Chez mes grands-parents Huard, à Brognon, la table n’était souvent desservie que pour satisfaire les appétits de fil des femmes de la famille.
Ma grand-mère était elle-même le produit d’un croisement entre les maraîchers et les artisans du fil, tailleurs et couturières. Même si mon grand-père était issu par son père d’une famille de bonnetiers de Pouan-les-Vallées, il a été orphelin à six mois le 6 mai 1915 d’un éclat de schrapnel qui inopinément éventré son père à Lorette. Il a été élevé par sa mère, Charlotte, institutrice et un temps préceptrice à Trèves et est morte jeune. Je lui dois mon amour des arbres mais pas du fil …
Ma grand-mère cousait. Il fallait bien aussi vêtir leurs 10 enfants sans faire trop de frais. Elle a cousu la robe de mariée de ma mère assistée de ma tante Chantal, qui à son tour cousu celle de Marie-Ange, robes, rideaux, coussins, … tout y passait. Chacune (ou presque) se mettait à son ouvrage, qui de son tricot, de son crochet, de ses aiguilles à coudre, à broder ou repriser, qui de son patchwork, NON, TU EN PRENDS PAS LES CISEAUX A COUDRE POUR COUPER DU PAPIER !

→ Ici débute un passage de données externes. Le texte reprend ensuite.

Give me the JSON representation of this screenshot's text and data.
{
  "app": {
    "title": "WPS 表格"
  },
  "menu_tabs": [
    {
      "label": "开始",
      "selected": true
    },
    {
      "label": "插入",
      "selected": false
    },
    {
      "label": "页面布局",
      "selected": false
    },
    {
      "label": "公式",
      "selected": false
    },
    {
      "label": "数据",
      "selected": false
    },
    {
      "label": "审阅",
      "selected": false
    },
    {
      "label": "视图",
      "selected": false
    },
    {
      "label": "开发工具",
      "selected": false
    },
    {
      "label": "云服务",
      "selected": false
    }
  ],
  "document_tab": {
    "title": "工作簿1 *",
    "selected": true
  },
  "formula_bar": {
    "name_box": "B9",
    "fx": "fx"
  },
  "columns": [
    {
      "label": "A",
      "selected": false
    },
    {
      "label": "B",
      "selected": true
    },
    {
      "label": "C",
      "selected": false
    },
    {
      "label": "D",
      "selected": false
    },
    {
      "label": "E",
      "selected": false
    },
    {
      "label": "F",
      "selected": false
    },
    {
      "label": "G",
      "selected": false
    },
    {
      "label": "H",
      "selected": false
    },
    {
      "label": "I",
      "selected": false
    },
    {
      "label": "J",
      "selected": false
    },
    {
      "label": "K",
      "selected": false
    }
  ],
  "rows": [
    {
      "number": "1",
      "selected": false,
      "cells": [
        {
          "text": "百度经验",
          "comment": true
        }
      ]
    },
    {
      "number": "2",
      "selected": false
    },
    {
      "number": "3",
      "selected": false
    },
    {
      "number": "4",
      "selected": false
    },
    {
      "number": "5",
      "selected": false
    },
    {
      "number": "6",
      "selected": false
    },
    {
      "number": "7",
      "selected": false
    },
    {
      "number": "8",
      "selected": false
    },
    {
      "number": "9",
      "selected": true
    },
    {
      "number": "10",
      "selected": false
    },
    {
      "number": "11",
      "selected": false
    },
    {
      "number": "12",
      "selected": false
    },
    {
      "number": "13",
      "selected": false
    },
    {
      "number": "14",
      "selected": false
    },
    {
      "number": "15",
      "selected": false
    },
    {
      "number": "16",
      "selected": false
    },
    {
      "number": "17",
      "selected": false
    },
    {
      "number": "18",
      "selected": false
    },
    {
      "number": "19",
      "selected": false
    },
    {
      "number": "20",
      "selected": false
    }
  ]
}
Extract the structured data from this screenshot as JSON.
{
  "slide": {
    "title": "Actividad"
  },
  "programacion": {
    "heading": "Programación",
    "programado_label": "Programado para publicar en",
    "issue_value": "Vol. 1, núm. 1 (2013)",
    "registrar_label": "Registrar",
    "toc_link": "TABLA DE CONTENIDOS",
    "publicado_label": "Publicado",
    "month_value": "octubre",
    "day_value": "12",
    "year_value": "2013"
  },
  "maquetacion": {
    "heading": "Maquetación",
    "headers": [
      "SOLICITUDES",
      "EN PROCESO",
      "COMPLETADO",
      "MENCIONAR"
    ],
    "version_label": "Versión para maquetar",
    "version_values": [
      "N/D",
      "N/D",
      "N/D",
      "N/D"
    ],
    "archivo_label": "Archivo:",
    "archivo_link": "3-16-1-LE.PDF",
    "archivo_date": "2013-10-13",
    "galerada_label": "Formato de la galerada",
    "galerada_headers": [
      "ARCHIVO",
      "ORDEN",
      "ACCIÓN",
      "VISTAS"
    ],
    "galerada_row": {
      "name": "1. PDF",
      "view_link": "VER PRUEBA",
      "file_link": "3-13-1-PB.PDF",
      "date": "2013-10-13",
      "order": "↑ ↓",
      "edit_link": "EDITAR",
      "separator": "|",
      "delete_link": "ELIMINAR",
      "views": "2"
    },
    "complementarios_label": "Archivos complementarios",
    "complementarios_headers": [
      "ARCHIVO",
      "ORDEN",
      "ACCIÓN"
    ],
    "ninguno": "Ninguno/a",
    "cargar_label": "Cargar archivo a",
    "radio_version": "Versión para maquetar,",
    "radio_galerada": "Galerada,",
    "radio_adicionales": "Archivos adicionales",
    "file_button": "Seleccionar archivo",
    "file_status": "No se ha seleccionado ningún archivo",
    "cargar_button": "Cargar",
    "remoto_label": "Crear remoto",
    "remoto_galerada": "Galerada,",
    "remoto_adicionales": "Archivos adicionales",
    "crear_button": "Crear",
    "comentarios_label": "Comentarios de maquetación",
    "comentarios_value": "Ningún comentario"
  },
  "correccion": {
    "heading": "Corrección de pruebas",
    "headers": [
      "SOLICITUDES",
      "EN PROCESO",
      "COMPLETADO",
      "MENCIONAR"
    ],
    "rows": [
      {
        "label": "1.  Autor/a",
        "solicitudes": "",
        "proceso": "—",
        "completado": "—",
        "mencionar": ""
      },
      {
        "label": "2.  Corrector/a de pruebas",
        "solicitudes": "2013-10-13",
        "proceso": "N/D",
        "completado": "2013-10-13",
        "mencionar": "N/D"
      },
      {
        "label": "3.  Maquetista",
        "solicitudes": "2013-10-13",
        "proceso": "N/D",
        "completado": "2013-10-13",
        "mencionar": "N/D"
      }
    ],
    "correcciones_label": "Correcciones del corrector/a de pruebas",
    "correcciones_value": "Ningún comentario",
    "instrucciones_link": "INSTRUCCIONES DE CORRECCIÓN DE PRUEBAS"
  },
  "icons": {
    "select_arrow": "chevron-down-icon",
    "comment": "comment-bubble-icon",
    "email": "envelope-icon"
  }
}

Bizarrement, c’est mon oncle Jacques Convers, un ancien de l’Indochine, côté Etienney, qui m’a appris le tricot. Tu attrapes le voleur, tu lui passes la corde au cou et tu le jettes par la fenêtre. 50 ans après, c’est aussi à lui que je pense à commençant un nouveau tricot.
Je faisais des tricots basiques, surtout pour mes poupées, il faut dire que je bénéficiais des largesses de fin d’ouvrages… Il en allait pareil pour les chutes de tissu.
Mais en juillet 2010, alors que je rentrais de sortir (eh oui..) les chèvres au pré, une enclume m’est tombée sur la tête. J’ai bien su plus tard que l’enclume était cérébrale et avec le goût du luxe qui me caractérise, je l’ai agrémentée d’un AVC sur le billard. Il a fallu ré-apprendre à parler, à l’époque écrire une phrase correcte me prenait au bas mot trois quarts d’heure. J’ai repris mes aiguilles pour activer mon cerveau. Les séquelles sont toujours là et le resteront mais je tricote. J’aime créer des choses que je n’ai jamais faites, j’aime comprendre, c’est l’école de la patience et de la constance.